3. The method according to claim 2, further comprising: One or more external events related to the cognitive load for each of the plurality of vehicles in the fleet are determined via the one or more processors; The processor determines one or more internal conditions related to the cognitive load for each of the plurality of vehicles in the fleet, including internal distractions that are likely to cause the driver tension, distraction, or both. as well as For each of the plurality of vehicles in the fleet, the one or more internal conditions are correlated with the one or more external events via the one or more processors.

4. The method according to claim 3, further comprising: Anonymous feedback from the driver of each of the plurality of vehicles in the fleet is obtained via one or more input sensors, including via the driver’s interaction with a display screen, verbal feedback from the driver, or both; The correlation is performed via the one or more processors using the anonymous feedback.

5. The method according to claim 3, further comprising: Based on the corresponding timestamps provided to the one or more external events and the cognitive load via the one or more processors, the one or more external events are correlated with the cognitive load via the one or more processors.

6. The method of claim 3, wherein the cognitive load is calculated using internal data obtained via one or more biometric sensors for the driver.

7. The method of claim 6, wherein the cognitive load is further calculated using operational data obtained via one or more vehicle sensors relating to the operation of the driver of a corresponding one of the plurality of vehicles in the fleet.

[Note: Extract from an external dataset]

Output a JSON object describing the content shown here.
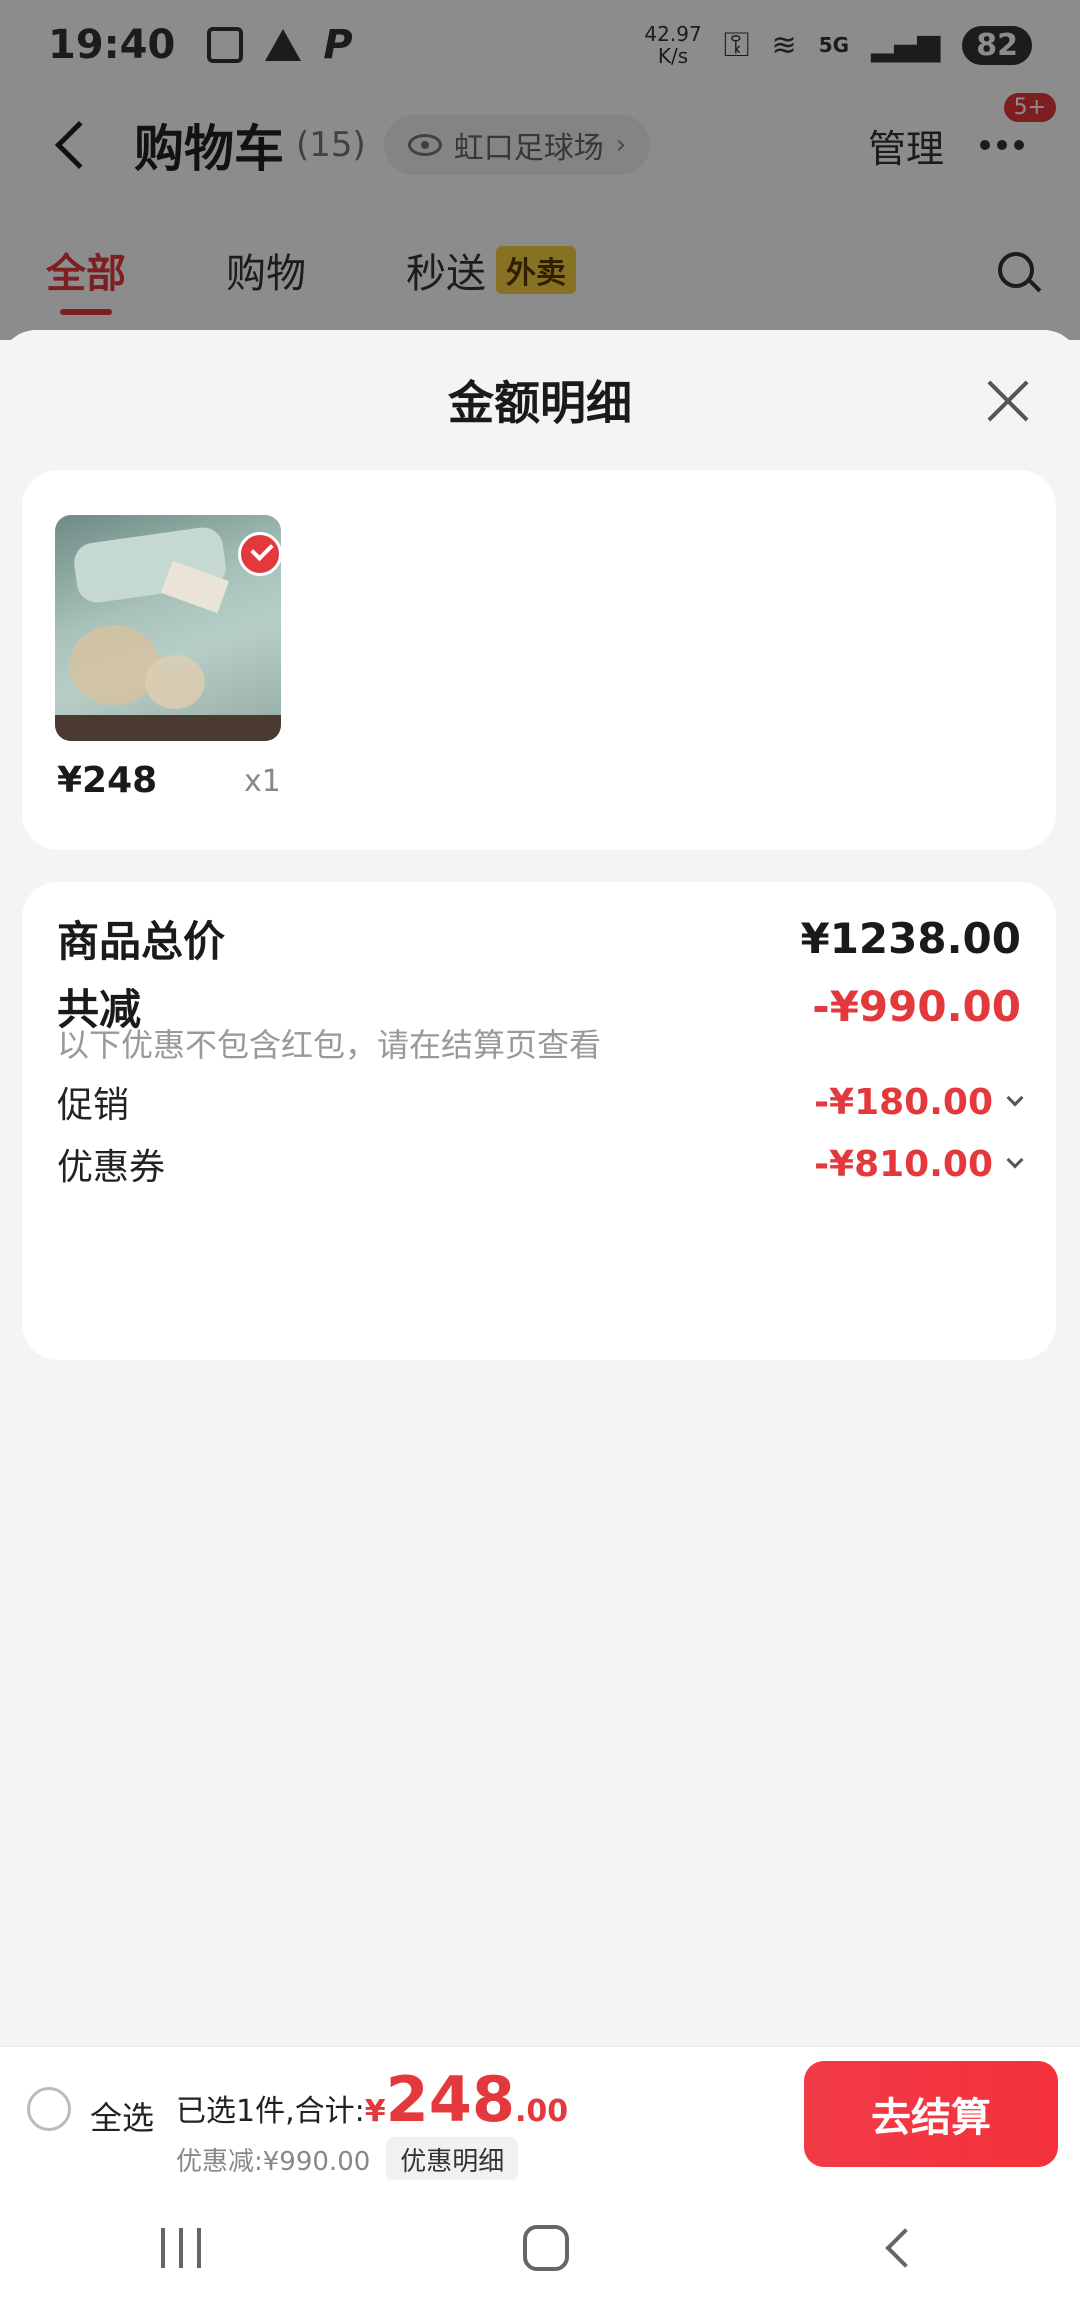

8. The method according to claim 5, further comprising: According to instructions provided by the one or more processors, a display is provided to the fleet administrator via a display screen, the display including information about the one or more external events and the cognitive load, including a mapping of the one or more external events to the cognitive load along one or more routes taken by the plurality of vehicles in the fleet, and wherein the display includes a plurality of cognitive load markers corresponding to respective regions of interest along the one or more routes and their corresponding cognitive loads.

9. The method according to claim 1, wherein the method further comprises: The processor determines, based on the sensor data, whether the driver's cognitive load is triggered by internal conditions inside the vehicle or, alternatively, by external conditions outside the vehicle. as well as The processor provides instructions to provide notifications about the cognitive load and one or more of its causes, including whether the cognitive load is considered to be caused by external or internal conditions.

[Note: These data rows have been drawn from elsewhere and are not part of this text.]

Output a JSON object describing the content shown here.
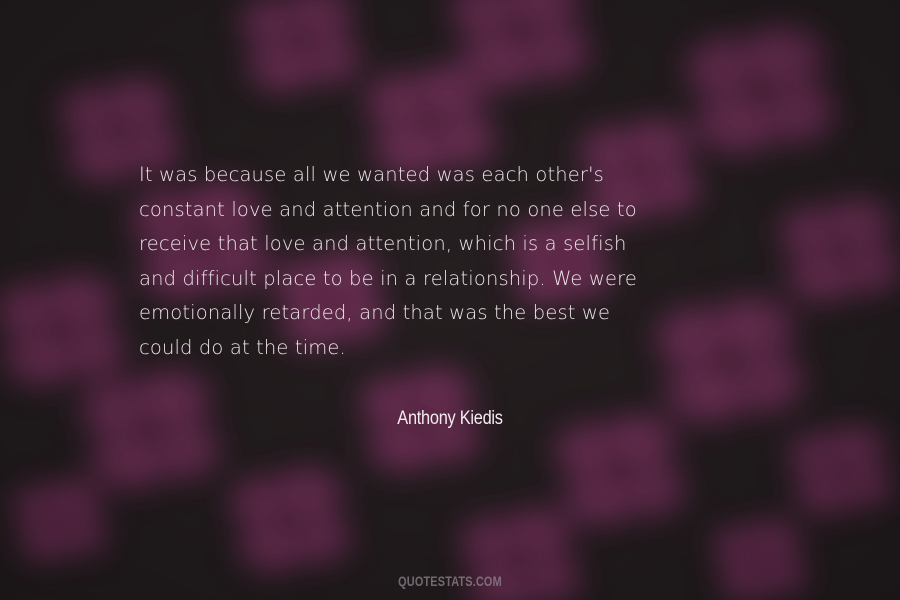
{
  "quote": {
    "lines": [
      "It was because all we wanted was each other's",
      "constant love and attention and for no one else to",
      "receive that love and attention, which is a selfish",
      "and difficult place to be in a relationship. We were",
      "emotionally retarded, and that was the best we",
      "could do at the time."
    ]
  },
  "author": "Anthony Kiedis",
  "watermark": "QUOTESTATS.COM",
  "colors": {
    "petal": "#8e3a68",
    "petal_dark": "#5a2a44",
    "background": "#2a2326",
    "text": "#ece4e8"
  }
}
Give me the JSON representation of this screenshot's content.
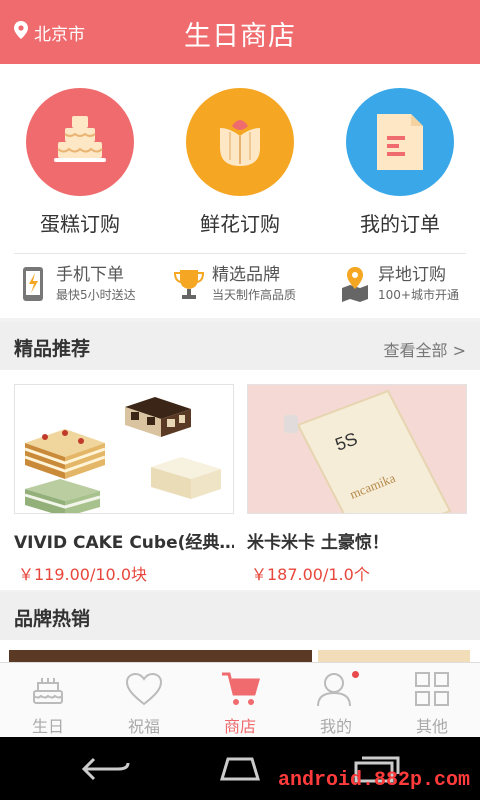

10. A system comprising: One or more vehicle sensors are configured to collect sensor data relating to the cognitive load of the vehicle's driver; One or more transceivers are configured to transmit the sensor data to a remote server physically located away from multiple vehicles via a wireless communication network; as well as One or more processors are configured to at least facilitate: Aggregates internal and external data from multiple vehicles in a fleet to generate aggregated fleet data; and Based on the aggregated fleet data, one or more control actions are provided for the plurality of vehicles in the fleet.